February 27, 2013 | Unregistered CommenterGrumpyFan

As a former cast member of the Magic Kingdom I can say that during training days, Disney does exactly what you said. A lot of information is given to all of us, especially of your land/area. Before you are trained at your location, you pass through a park training and then through a land training (at least at the Magic Kingdom, that has so many things to learn about each building/attraction). Maybe a lot of people just don't pay the attention they were supposed to... It's sad to see so many 'I don't knows' when they probably have learn those things.

March 3, 2013 | Unregistered CommenterLaĆ­s

Reading this entry, I keep remembering an old SNL parody of the movie 20,000 Leagues Under the Sea where everybody got confused and thought that "league" was being used as a measure of depth.

March 3, 2013 | Unregistered CommenterMelissa

You get what you pay for. I wonder how many appalled Disney Geeks would be willing to work for the peanuts these cast members make.

March 3, 2013 | Unregistered CommenterJR

Ironically, working at Universal has made me notice a lot of these traits in cast members. I've been going to both the parks for so long that I love knowing all the little trivia bits and "what-used-to-be-here"s, so even when the team members at Universal don't know anything I can't help but shake my head. You'd think Disney would encourage their cast members to learn more about the history!

Although, I'm bitter. I can't stand the "just a job" attitude people have. If you don't love it, don't work there!

March 3, 2013 | Unregistered CommenterGH

Ask DLR CM's about Epcot. You'll be horrified. Not intricate questions even, just basic knowledge about its existence. Then you can bring the topic up with DLR APs. They will defend to their graves the concept that Epcot CM's should know about DL, but that DL CM's shouldn't know anything about Epcot.

March 11, 2013 | Unregistered CommenterEpcyclopedia

It's really sad to hear that some Cast Members don't seem to have the enthusiasm required to answer a few questions about the wonderful place in which they work. I worked for The Disney Store in the UK in the 1990's and back then you had to 'live' the Disney Values. We were able to answer trivia about the Disney parks from thousands of miles away. Don't the CM's realise that they are such lucky people, being able to work in such a fantastic place. I still feel a sense of pride at being a former CM, and would love the opportunity to work in the parks and share their history with guests.

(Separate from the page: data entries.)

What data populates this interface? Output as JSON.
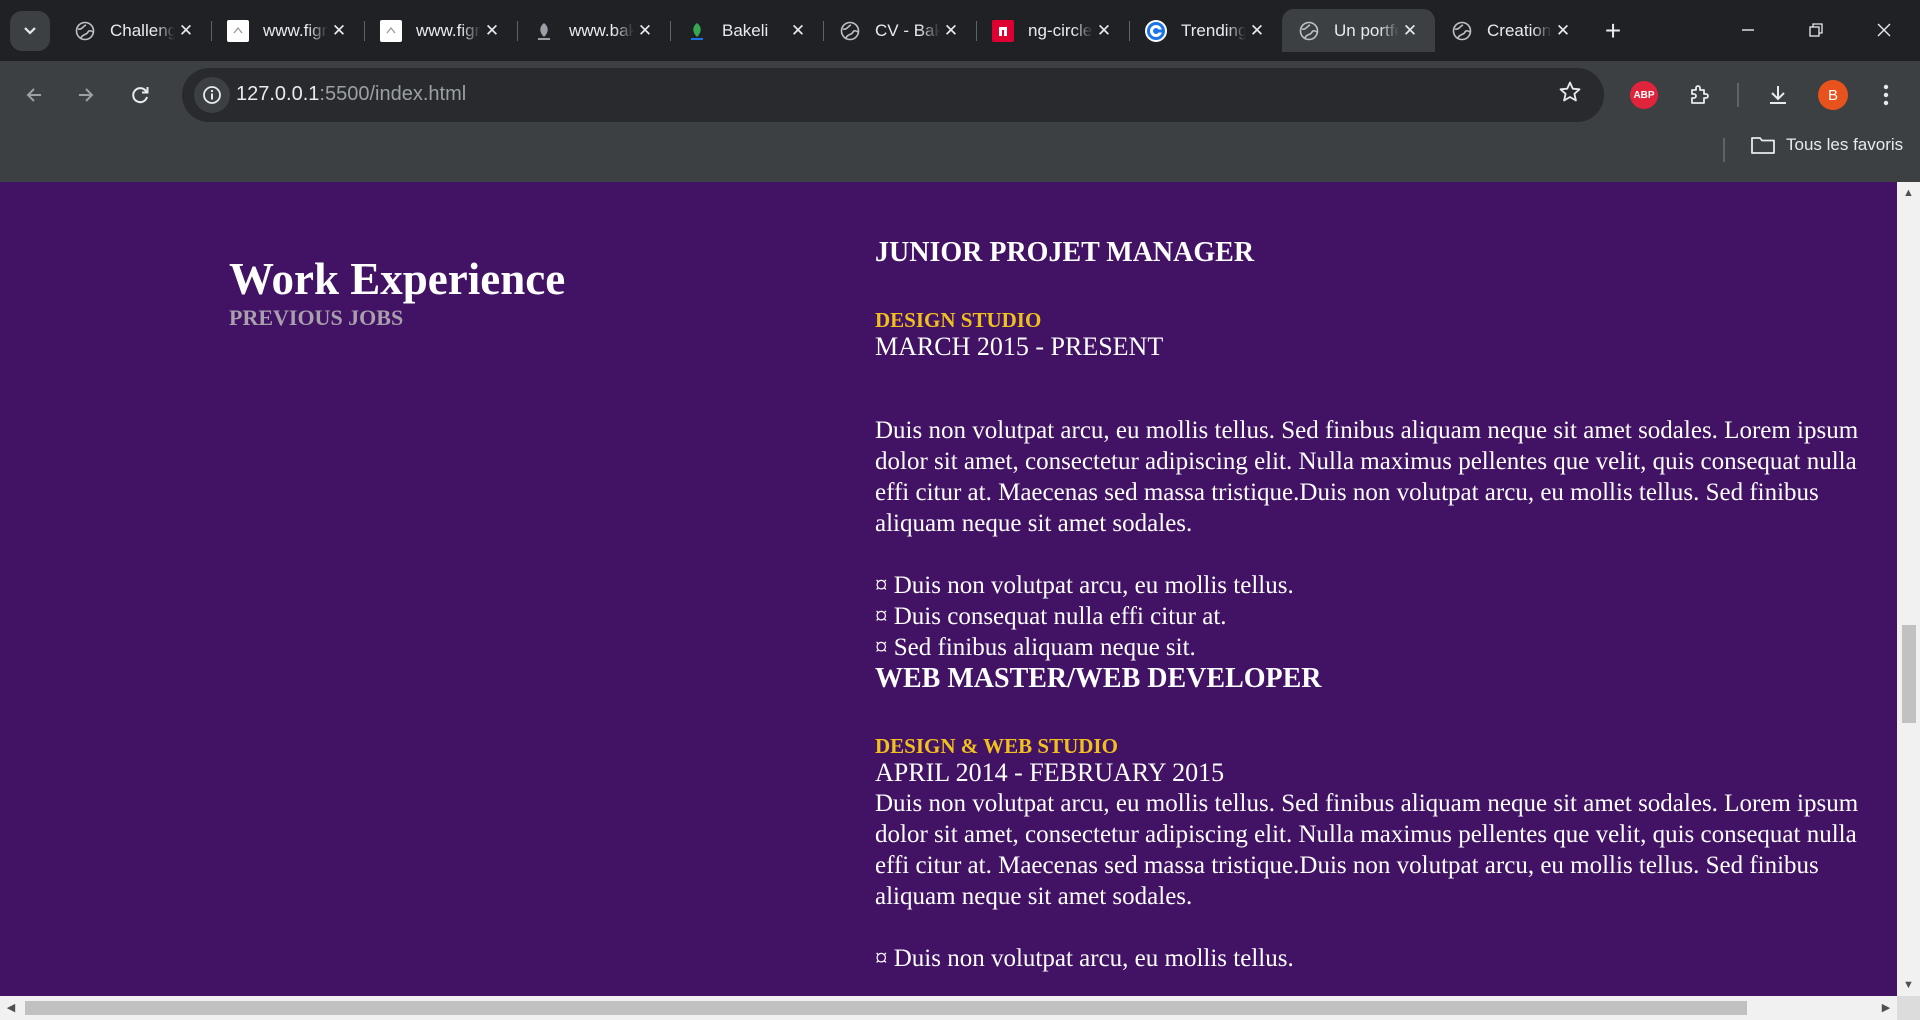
{
  "browser": {
    "tab_menu_icon": "chevron-down-icon",
    "tabs": [
      {
        "title": "Challenge",
        "favicon": "globe-icon",
        "active": false
      },
      {
        "title": "www.figma.com",
        "favicon": "page-icon",
        "active": false
      },
      {
        "title": "www.figma.com",
        "favicon": "page-icon",
        "active": false
      },
      {
        "title": "www.bakeli.tech",
        "favicon": "bakeli-icon",
        "active": false
      },
      {
        "title": "Bakeli",
        "favicon": "bakeli-icon",
        "active": false
      },
      {
        "title": "CV - Bakeli",
        "favicon": "globe-icon",
        "active": false
      },
      {
        "title": "ng-circle",
        "favicon": "npm-icon",
        "active": false
      },
      {
        "title": "Trending",
        "favicon": "c-icon",
        "active": false
      },
      {
        "title": "Un portfolio",
        "favicon": "globe-icon",
        "active": true
      },
      {
        "title": "Creations",
        "favicon": "globe-icon",
        "active": false
      }
    ],
    "new_tab_label": "+",
    "url_host": "127.0.0.1",
    "url_path": ":5500/index.html",
    "profile_initial": "B",
    "abp_label": "ABP",
    "bookmark_folder": "Tous les favoris"
  },
  "page": {
    "colors": {
      "background": "#421264",
      "accent": "#f0c01c",
      "subtitle": "#a8a0ac",
      "text": "#ffffff"
    },
    "section": {
      "title": "Work Experience",
      "subtitle": "PREVIOUS JOBS"
    },
    "jobs": [
      {
        "title": "JUNIOR PROJET MANAGER",
        "company": "DESIGN STUDIO",
        "dates": "MARCH 2015 - PRESENT",
        "description": "Duis non volutpat arcu, eu mollis tellus. Sed finibus aliquam neque sit amet sodales. Lorem ipsum dolor sit amet, consectetur adipiscing elit. Nulla maximus pellentes que velit, quis consequat nulla effi citur at. Maecenas sed massa tristique.Duis non volutpat arcu, eu mollis tellus. Sed finibus aliquam neque sit amet sodales.",
        "bullets": [
          "¤ Duis non volutpat arcu, eu mollis tellus.",
          "¤ Duis consequat nulla effi citur at.",
          "¤ Sed finibus aliquam neque sit."
        ]
      },
      {
        "title": "WEB MASTER/WEB DEVELOPER",
        "company": "DESIGN & WEB STUDIO",
        "dates": "APRIL 2014 - FEBRUARY 2015",
        "description": "Duis non volutpat arcu, eu mollis tellus. Sed finibus aliquam neque sit amet sodales. Lorem ipsum dolor sit amet, consectetur adipiscing elit. Nulla maximus pellentes que velit, quis consequat nulla effi citur at. Maecenas sed massa tristique.Duis non volutpat arcu, eu mollis tellus. Sed finibus aliquam neque sit amet sodales.",
        "bullets": [
          "¤ Duis non volutpat arcu, eu mollis tellus."
        ]
      }
    ]
  }
}
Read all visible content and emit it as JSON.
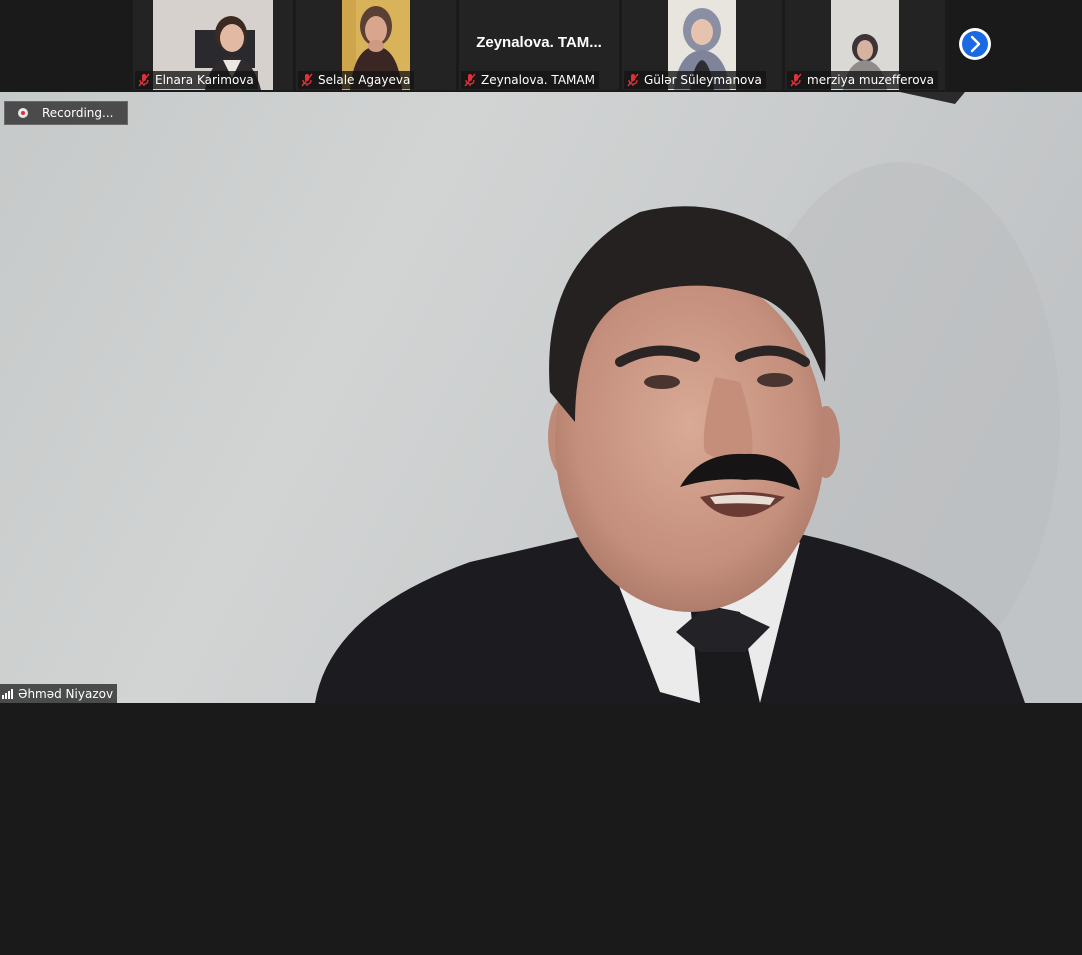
{
  "participants": [
    {
      "name": "Elnara Karimova",
      "muted": true,
      "video": true
    },
    {
      "name": "Selale Agayeva",
      "muted": true,
      "video": true
    },
    {
      "name": "Zeynalova. TAMAM",
      "display_title": "Zeynalova.  TAM...",
      "muted": true,
      "video": false
    },
    {
      "name": "Gülər Süleymanova",
      "muted": true,
      "video": true
    },
    {
      "name": "merziya muzefferova",
      "muted": true,
      "video": true
    }
  ],
  "recording": {
    "label": "Recording..."
  },
  "active_speaker": {
    "name": "Əhməd Niyazov"
  },
  "icons": {
    "mute": "muted-microphone-icon",
    "next": "chevron-right-icon",
    "signal": "signal-strength-icon",
    "recording": "recording-dot-icon"
  },
  "colors": {
    "background": "#1a1a1a",
    "tile": "#232323",
    "mute_icon": "#e0313a",
    "next_button": "#1b6ae3"
  }
}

March 16, 2013 | Unregistered CommenterZS

I was a CP for about a year. The training was terrible when it came to history. We had to put together a timeline of the company from Disney's birth to modern day. I had it in five minutes, and everyone else (we're talking 30-40 people) didn't have a clue. This was only because I'm a huge Disney history geek. I loved sharing park history with guests, but very very few CP's knew anything about the park. Really, the only CM's who could tell you quite a bit were ones I had met via the online community. And yes, sadly, many do just view it as a job. I can name many names of people who should NOT be working for Disney at all. Some just don't care about "good show." Of course, your average guest doesn't really know much about park history, so I guess the company figures they don't have to kill themselves to teach it.

March 26, 2013 | Unregistered CommenterReesie

I was an MKCP assigned to the Jungle Cruise during Spring of 1988. If we didn't know the answer, we were required to find someone with the answer; else be terminated on the spot.

When I returned for a visit in '94, I made a quip to the Lead that I was surprised to see a Lady Skipper. I was told in no uncertain condescending terms that women had always been Skippers. [Untrue] I asked him how long he'd been there and it was only a year. So being the smart-alec that I am began two quiz him on the plane and the difference between California and the Magic Kingdom. I received all incorrect answers. O.o

March 31, 2013 | Unregistered CommenterKC

Some of these comments are as *eye-rolling* as the answers given in this entry. There is nothing wrong with having never been to DCA. Nothing.

I am absolutely terrified to hear CM's responses in Disneyland.

May 23, 2013 | Unregistered CommenterEric

I guess no one knew where 'If you had wings' was located. Geez.